I am grateful to Idabelle Paterson, Manuel Medrano, Dr. Jon Clindaniel, Dr. Bill Fash, Dr. Matt Liebmann, Dr. Jason Ur, and my numerous colleagues who provided thoughtful comments on earlier drafts of this article.

Notes

1

The Open Khipu Repository, Zenodo, 26 July 2022, https://doi.org/10.5281/zenodo.6908343.

2

The six khipus now belong to the Biblioteca Museo Temple Radicati collection in Lima, Peru (Medrano 2021).

3

All translations are my own unless otherwise noted.

4

Radicati (2006: 216) believed six-cord groups were the key to khipu decipherment, and he argued that each color band, in combination with its knots, could be viewed as an ideogram, though this idea has not been adopted more broadly.

5

Note that 133 × 6 = 798, not 804; six pendant cords do not belong to six-cord groups.

6

A revisita (revisit) was a Spanish colonial administrative procedure for gathering new census data to reassess tribute requirements based on population size (Urton 2017: 218).

7

This is slightly more than the approximately 363 pesos owed if each tributary paid their full 2 pesos, 7 reales, and 3 quartillos.

8

The list of names has been reproduced several times (see Zevallos Quiñones 1991; Urton 2017; Medrano and Urton 2018).

9

Recall that the 1670 revisita states that there are 132 taxpayers of San Pedro de Corongo, yet only explicitly lists 130 of their names.

10

One can only speculate regarding the meaning of the remaining five cords in each six-cord group; it may be that they recorded additional forms of tribute other than currency (Urton 2017: 230–33).

11

See also “Khipus and Written Documents,” Google Arts and Culture, https://artsandculture.google.com/story/TwURueXdUOqKzA?hl=en (accessed 7 March 2023).

12

“Khipus and Written Documents.”

13

This knot is commonly known as a cow hitch or lark’s-head knot.

14

Corongo, Guauyan, and Cusca sum to within one of the number of verso attachments, and Namus, Cuyuchin, and Ucore sum to within four of the number of recto attachments.

15

There are “n choose k” ways to choose an (unordered) subset of k elements from a fixed set of n elements, where “n choose k” = nk = C(n, k)=n!/(k!(n-k)!).

16

There are 133 six-cord groups and 130 tributary names listed on the 1670 revisita, so |133–130| = 3. In the newly proposed moiety alignment, there are 70 verso six-cord groups matched with 68 tributaries and 63 recto six-cord groups matched with 62 tributaries.
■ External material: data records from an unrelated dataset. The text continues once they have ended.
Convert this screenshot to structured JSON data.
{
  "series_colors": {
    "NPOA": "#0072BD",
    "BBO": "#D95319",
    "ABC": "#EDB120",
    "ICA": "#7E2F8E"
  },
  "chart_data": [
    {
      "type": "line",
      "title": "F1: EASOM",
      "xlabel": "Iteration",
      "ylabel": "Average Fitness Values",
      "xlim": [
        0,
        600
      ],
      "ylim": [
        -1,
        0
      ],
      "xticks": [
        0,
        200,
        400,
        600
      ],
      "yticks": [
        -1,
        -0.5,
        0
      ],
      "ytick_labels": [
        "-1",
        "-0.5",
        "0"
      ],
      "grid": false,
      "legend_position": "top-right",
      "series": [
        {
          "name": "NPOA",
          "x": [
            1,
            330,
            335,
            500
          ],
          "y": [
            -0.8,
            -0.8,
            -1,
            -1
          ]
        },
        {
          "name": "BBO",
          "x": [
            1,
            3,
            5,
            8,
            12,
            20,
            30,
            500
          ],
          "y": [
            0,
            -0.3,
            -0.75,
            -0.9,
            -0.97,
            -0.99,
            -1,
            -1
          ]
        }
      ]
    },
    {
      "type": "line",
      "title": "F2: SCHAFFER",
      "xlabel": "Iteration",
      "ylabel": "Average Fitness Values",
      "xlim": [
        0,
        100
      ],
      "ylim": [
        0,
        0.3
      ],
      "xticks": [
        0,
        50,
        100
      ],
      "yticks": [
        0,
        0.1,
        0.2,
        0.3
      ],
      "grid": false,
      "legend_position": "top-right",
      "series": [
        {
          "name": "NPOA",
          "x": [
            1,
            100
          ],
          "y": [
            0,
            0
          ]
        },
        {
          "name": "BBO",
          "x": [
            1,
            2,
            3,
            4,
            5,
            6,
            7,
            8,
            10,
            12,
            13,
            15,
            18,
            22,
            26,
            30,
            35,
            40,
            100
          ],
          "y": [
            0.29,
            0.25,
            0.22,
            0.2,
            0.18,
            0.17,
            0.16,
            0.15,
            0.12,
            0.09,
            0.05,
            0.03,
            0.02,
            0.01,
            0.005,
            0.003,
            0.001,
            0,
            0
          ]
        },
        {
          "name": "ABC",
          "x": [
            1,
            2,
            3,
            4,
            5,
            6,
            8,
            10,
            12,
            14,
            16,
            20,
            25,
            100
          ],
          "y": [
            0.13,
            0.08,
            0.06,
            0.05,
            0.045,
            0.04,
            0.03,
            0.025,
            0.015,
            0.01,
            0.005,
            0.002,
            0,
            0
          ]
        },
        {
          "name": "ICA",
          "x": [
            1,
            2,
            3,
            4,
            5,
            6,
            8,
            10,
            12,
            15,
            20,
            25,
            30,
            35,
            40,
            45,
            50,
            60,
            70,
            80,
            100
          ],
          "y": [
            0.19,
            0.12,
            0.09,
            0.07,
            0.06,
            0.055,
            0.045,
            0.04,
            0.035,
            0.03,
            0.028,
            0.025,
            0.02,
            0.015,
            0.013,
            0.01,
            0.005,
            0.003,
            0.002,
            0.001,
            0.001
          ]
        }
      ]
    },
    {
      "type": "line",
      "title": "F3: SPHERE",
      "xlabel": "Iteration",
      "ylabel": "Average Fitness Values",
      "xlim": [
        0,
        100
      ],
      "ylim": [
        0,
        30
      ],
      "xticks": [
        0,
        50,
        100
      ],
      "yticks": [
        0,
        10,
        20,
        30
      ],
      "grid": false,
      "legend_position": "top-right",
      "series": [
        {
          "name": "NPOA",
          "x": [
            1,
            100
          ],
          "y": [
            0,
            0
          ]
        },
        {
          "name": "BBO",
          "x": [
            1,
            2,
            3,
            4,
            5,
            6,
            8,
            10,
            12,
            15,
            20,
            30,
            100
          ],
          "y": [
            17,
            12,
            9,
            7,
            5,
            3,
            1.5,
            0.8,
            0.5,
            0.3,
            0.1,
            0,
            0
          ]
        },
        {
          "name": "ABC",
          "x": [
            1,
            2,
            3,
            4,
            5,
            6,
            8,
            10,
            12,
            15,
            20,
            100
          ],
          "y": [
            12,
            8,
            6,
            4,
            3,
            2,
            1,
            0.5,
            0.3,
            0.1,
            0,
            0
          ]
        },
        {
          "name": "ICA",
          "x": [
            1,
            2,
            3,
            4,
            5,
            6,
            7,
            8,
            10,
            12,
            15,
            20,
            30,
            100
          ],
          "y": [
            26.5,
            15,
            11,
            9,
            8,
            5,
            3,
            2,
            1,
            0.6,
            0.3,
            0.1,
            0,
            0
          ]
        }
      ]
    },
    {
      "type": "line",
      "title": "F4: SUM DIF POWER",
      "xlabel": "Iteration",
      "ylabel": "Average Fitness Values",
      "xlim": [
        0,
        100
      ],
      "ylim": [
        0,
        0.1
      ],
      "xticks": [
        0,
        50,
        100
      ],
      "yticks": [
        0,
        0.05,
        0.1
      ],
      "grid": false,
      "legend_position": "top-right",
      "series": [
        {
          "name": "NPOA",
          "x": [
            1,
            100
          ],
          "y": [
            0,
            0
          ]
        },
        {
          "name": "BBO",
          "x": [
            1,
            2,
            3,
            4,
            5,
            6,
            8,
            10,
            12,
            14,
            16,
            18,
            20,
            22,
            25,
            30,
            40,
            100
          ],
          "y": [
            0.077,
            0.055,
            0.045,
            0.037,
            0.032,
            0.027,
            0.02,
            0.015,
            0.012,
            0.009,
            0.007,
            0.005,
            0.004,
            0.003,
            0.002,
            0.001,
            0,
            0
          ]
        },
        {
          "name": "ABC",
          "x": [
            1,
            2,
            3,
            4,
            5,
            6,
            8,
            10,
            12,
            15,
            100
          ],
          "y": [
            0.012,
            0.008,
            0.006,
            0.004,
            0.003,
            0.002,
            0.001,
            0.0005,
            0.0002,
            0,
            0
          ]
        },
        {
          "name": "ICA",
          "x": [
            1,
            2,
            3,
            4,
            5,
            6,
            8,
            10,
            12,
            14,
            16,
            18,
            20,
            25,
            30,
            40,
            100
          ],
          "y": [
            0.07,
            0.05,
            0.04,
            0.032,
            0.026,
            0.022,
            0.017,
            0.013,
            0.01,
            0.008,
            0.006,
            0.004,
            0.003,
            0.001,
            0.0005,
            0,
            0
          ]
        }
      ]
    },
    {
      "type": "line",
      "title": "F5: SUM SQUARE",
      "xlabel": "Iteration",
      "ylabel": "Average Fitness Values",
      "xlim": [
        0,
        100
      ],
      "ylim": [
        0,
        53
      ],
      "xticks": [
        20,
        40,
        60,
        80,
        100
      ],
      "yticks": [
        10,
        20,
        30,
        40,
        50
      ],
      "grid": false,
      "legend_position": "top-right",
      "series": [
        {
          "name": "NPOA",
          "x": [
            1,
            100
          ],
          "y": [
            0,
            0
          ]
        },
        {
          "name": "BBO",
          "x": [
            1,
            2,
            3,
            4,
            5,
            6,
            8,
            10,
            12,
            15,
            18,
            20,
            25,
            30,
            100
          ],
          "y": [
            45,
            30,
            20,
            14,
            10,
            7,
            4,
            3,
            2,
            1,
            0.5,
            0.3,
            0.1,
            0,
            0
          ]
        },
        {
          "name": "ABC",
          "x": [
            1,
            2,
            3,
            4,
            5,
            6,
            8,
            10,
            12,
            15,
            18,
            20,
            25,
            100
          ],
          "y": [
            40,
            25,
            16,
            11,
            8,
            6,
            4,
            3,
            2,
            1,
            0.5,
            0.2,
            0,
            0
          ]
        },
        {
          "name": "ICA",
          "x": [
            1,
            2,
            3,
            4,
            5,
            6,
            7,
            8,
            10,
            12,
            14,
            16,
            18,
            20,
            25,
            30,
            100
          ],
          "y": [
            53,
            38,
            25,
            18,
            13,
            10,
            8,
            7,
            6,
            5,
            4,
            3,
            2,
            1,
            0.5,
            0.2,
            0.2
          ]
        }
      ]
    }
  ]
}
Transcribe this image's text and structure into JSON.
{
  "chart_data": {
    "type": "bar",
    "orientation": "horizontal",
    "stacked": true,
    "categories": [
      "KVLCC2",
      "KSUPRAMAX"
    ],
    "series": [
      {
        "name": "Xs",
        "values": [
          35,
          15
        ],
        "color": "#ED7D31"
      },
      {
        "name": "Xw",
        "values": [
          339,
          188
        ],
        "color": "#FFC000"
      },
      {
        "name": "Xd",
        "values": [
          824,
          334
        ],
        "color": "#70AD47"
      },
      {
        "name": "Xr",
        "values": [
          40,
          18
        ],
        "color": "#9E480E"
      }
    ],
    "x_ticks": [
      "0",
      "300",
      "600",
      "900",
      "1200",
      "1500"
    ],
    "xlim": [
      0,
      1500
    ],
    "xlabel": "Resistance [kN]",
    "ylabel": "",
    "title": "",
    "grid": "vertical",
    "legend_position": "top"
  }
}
Therefore, |70–68| + |63–62| = 2 + 1 = 3.

17

Two previously unmentioned scribal marks on the padrón are the word ojo written before the names juo po haçaña hijo de coxo and po joseph hijo del coxo, suggesting the scribe had a reason to draw attention to these two individuals.

18

Adan Ramirez-Figueroa, pers. comm., 25 February 2022.

19

The total verso tribute amount is unknown due to broken cords, but is likely 381 or 382 pesos (Urton 2017: 229).

20

KH0327 and KH0323 are also the only two Santa Valley khipus with Z-twisted primary cords and primary cords involving nested barber pole color patterns.

21

Note that 81 percent and 44 percent do not make 100 percent due to the overlap of color patterns across the mixed recto and verso khipu KH0326.

22

Capitalized letters are used to represent yarn colors (e.g., W = white and AB = light brown), which can then be combined in several ways (e.g.,- = barber-poled, : = mottled, and / = segmented). Therefore, “W-AB” represents a white and light brown barber-poled cord.

23

Lucrezia Milillo (2020: 268, 272) has noted a similar patterning on a khipu from the Pigorini Museum in Rome, which contains “a seriation of paired colour bands.”

24

For a table showing these repetitions, see Radicati di Primeglio 2006: 204.

25

For example, the colors recorded for the Santa Valley khipus in 2005 by Carrie J. Brezine and Gary Urton do not always match those recorded by Radicati di Primeglio (2006).

26

The value of each pendant cord seems to loosely adhere to a set of numerical relations based on that cord’s position within its six-cord group (see Urton 2017: 227). Additionally, for both KH0055 and the six Santa Valley khipus, the first and last cord within each six-cord group does not bear any subsidiary attachments.